Premier Steve Bracks was quick to comment after yesterday’s ruling on the Esso penalties (see 168/2001) that his Government would increase penalties under the new legislation. This came amid claims from Australian Workers’ Union Victorian secretary Bill Shorten that the $2 million fine amounted to only a ‘speeding fine’ for the company, which makes $1 million a day from operations in the Bass Strait.

But a Government spokesperson said the legislation was still not finalised, and could not comment on whether the tough new fines proposed last year would remain, or be changed. He said the legislation was ‘not ready at the moment’ but as soon as it was finalised, more details would be forthcoming.

David Gregory from the Victorian Employers’ Chamber of Commerce and Industry told WorkplaceInfo that he had written to the Attorney-General Rob Hulls and WorkCover Minister Bob Cameron urging them to consult before the legislation entered the public domain and became ‘embroiled in the political process’, but had received no response.

Nor had he received any response to VECCI’s written submission, apart from a discussion paper in February which he said merely ‘rehashed’ written submissions from employer groups and unions.

Gregory said VECCI had received advice from criminal barristers that some of the tests in the draft legislation ran contrary to those that existed elsewhere in the criminal system - citing the reverse onus of proof whereby an employer was presumed to be guilty if a company was guilty. He said VECCI was also concerned about provisions concerning whether an employer had known of a breach ‘or ought to have known’.

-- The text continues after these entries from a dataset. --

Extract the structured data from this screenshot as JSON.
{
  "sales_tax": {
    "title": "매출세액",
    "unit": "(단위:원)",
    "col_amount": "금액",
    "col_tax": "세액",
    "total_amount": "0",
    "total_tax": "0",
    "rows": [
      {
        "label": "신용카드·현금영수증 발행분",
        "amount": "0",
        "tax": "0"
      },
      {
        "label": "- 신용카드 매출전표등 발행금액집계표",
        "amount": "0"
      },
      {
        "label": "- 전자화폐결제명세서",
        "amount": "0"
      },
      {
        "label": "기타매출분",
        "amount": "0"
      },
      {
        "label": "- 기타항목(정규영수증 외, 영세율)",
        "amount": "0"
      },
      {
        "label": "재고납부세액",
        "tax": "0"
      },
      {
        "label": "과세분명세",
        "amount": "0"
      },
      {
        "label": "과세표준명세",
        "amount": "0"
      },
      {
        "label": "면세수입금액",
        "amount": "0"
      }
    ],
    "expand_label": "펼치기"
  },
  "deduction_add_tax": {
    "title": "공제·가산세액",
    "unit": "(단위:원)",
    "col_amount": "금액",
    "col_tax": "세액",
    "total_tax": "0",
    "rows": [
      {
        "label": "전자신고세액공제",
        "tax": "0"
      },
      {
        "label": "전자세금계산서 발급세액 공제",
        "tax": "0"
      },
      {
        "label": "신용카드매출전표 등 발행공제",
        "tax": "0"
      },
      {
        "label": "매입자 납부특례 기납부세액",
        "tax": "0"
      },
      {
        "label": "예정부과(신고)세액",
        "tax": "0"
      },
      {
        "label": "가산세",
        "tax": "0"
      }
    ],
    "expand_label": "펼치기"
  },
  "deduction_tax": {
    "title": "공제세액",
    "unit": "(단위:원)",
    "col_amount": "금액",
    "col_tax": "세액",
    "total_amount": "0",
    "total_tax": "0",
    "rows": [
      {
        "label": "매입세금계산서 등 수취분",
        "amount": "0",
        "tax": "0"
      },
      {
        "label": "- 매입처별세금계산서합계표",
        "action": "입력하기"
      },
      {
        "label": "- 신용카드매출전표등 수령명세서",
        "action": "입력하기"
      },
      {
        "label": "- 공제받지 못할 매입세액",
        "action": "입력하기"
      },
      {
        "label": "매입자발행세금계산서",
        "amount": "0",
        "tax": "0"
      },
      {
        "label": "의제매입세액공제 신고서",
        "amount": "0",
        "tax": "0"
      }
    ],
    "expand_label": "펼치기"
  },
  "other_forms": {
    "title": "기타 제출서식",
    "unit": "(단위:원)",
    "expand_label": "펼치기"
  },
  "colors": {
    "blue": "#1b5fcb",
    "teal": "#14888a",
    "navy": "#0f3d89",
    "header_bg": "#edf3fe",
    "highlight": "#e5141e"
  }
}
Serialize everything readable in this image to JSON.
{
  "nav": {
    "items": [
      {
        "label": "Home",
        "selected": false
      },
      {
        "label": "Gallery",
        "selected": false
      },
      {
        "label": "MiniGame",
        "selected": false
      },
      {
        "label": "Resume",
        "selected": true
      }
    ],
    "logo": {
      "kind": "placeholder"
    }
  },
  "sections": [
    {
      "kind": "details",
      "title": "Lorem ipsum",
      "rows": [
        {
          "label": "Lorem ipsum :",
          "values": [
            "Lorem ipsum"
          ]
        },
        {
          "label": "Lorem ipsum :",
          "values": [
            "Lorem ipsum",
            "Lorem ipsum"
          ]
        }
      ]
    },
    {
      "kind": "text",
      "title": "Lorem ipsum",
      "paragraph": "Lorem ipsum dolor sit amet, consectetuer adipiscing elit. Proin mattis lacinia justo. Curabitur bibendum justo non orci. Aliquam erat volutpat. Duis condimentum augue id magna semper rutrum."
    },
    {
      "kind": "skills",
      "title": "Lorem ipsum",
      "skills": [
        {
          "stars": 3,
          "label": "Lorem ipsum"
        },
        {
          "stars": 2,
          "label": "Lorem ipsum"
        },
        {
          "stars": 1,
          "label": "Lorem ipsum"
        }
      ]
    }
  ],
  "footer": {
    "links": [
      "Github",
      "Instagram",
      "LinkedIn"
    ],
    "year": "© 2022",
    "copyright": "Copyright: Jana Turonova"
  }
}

‘So we were looking at new broad tests at the same time as increased fines,’ he said.

Gregory said while employers were concerned about last year’s draft legislation, ‘we don’t have a closed mind about anything the Government wants to put up’ this year. But as he did not know what detail the legislation contained, he could not comment at this stage on a VECCI reaction.

WorkplaceInfo’s attempts to contact the Victorian Trades Hall Council about its submission on the legislation were unsuccessful.